À LA BELLE INCONNUE
Lorsque je t’ai croisée pour la première fois,
J’avais onze ou douze ans mais pas plus, je crois.
Mes yeux avaient été saisis par ta beauté
Et mon cœur de gamin n’avait pu résister.
Nous faisions le trajet ensemble tous les jours ;
Tu allais travailler et moi suivre mes cours.
Rien ne laissait penser, dans mon comportement,
Que j’aurais tant aimé devenir ton amant.
Je t’ai connue d’abord à la saison du vent,
En tailleur bien moulant avec talons et gants ;
Et tes longs cheveux blonds, et ton doux maquillage,
Ont généré chez moi un merveilleux tapage.
Je t’ai connue ensuite à la saison du blanc.
Je me forçais beaucoup pour masquer mon tourment.
Je ne voyais alors que tes yeux et tes lèvres ;
Ca suffisait déjà pour me donner la fièvre.
Je t’ai connue aussi à la saison des fleurs,
En tenue plus légère et aux fraîches couleurs ;
Et tes mains et tes bras et tes jambes sans bas
Ont fait monter ma sève et m’ont mis en émoi.
Je t’ai connue encore à la saison du feu,
En jupette à bretelles et en tissu soyeux.
Ta poitrine opulente et ta croupe cambrée
M’ont donné le vertige et à blanc m’ont chauffé.
Tu vois, chère inconnue, mon désir a duré
En hiver, au printemps, en automne, en été,
Et durant des années tout s’est perpétué,
J’étais rempli d’envie mais je n’ai pas osé.
Pas osé car tu aurais pu être ma mère
Et ton corps est demeuré pour moi un mystère.
Mon œil était flatté par tes jolis contours
Mais c’est à l’intérieur que l’on cueille l’amour !

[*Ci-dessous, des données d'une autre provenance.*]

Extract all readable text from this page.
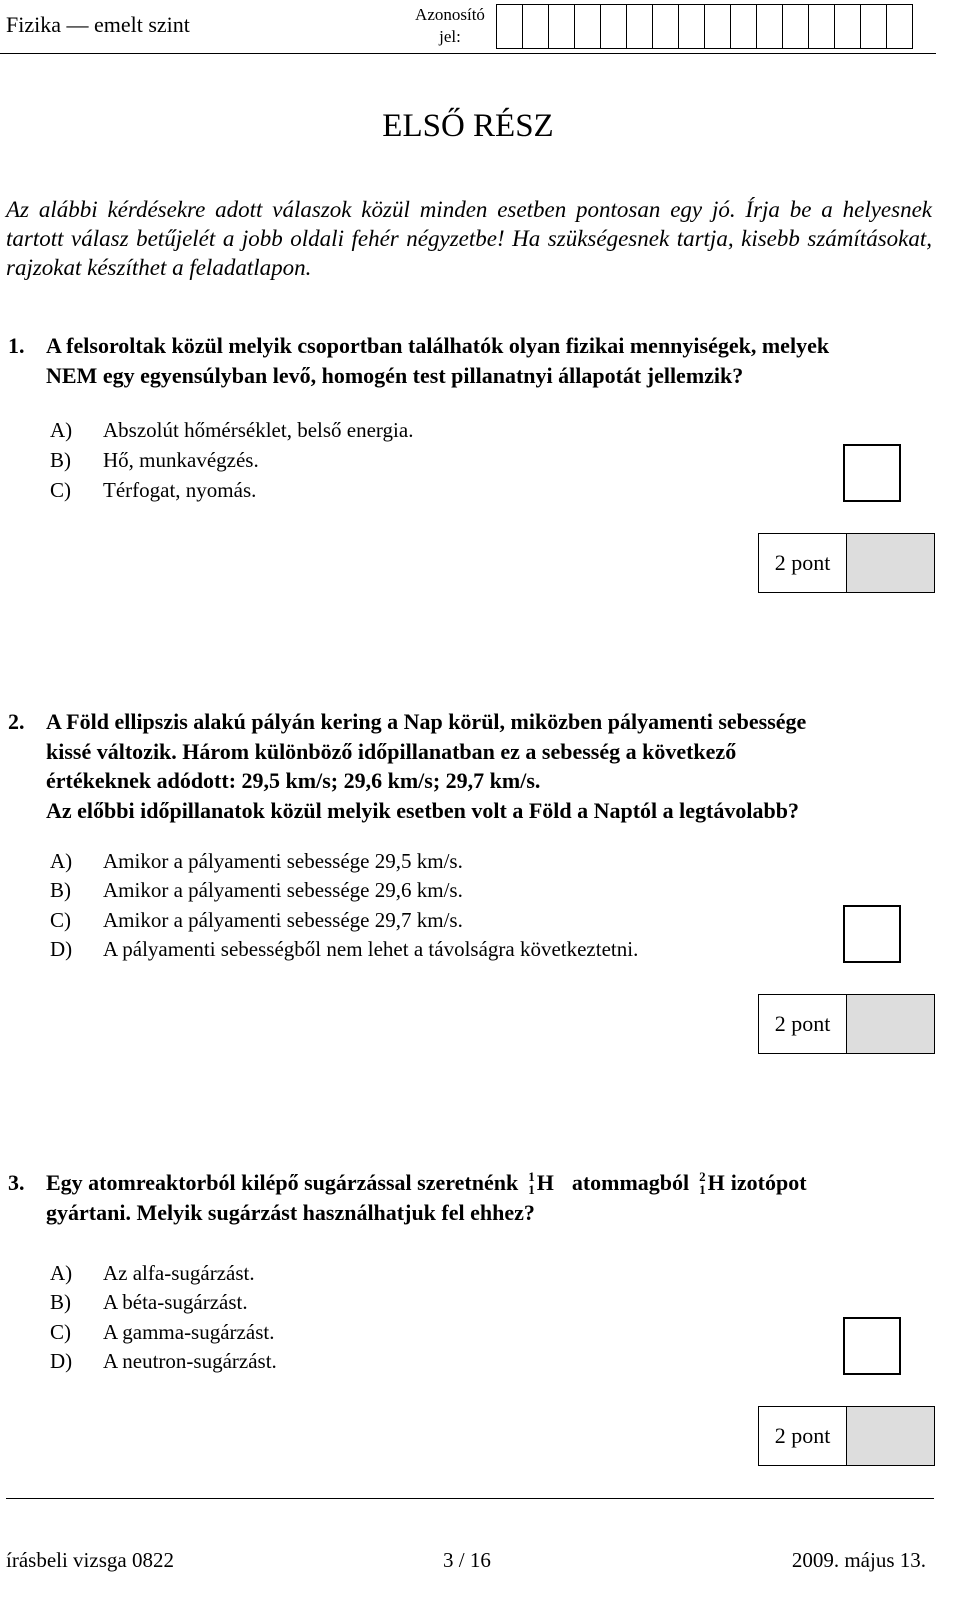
Fizika — emelt szint	Azonosító
jel:
ELSŐ RÉSZ
Az alábbi kérdésekre adott válaszok közül minden esetben pontosan egy jó. Írja be a helyesnek tartott válasz betűjelét a jobb oldali fehér négyzetbe! Ha szükségesnek tartja, kisebb számításokat, rajzokat készíthet a feladatlapon.
1. A felsoroltak közül melyik csoportban találhatók olyan fizikai mennyiségek, melyek
NEM egy egyensúlyban levő, homogén test pillanatnyi állapotát jellemzik?
A) Abszolút hőmérséklet, belső energia.
B) Hő, munkavégzés.
C) Térfogat, nyomás.
2 pont
2. A Föld ellipszis alakú pályán kering a Nap körül, miközben pályamenti sebessége
kissé változik. Három különböző időpillanatban ez a sebesség a következő
értékeknek adódott: 29,5 km/s; 29,6 km/s; 29,7 km/s.
Az előbbi időpillanatok közül melyik esetben volt a Föld a Naptól a legtávolabb?
A) Amikor a pályamenti sebessége 29,5 km/s.
B) Amikor a pályamenti sebessége 29,6 km/s.
C) Amikor a pályamenti sebessége 29,7 km/s.
D) A pályamenti sebességből nem lehet a távolságra következtetni.
2 pont
3. Egy atomreaktorból kilépő sugárzással szeretnénk 1
1 H atommagból 2
1 H izotópot
gyártani. Melyik sugárzást használhatjuk fel ehhez?
A) Az alfa-sugárzást.
B) A béta-sugárzást.
C) A gamma-sugárzást.
D) A neutron-sugárzást.
2 pont
írásbeli vizsga 0822	3 / 16	2009. május 13.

A seize ou dix-sept ans, cette histoire s’est finie ;
Tu aurais pu alors courir vers mon oubli.
Mais au lieu de cela tu as continué
A charmer ma mémoire par delà le passé.
Bien après vingt-cinq ans, un jour, je t’ai revue.
Je me suis approché et, sans effort, j’ai pu
Te parler posément tout en te regardant
Et tu m’as répondu tout en me souriant.
Et soudain, j’ai repassé toutes ces années
Où je t’ai côtoyée, admirée, vénérée ;
Mais je ne t’ai rien dit et conservé secret
Ce grand déchirement, ce douloureux bienfait.
Aujourd’hui je suis père et marié de surcroît,
Mais je me souviens bien de cette folle croix
Que tu avais plantée dans mon doux cœur d’enfant,
Dans mon doux cœur d’ado, dans mon doux cœur de grand… !
Robert FAUCHER, le 19 août 2004.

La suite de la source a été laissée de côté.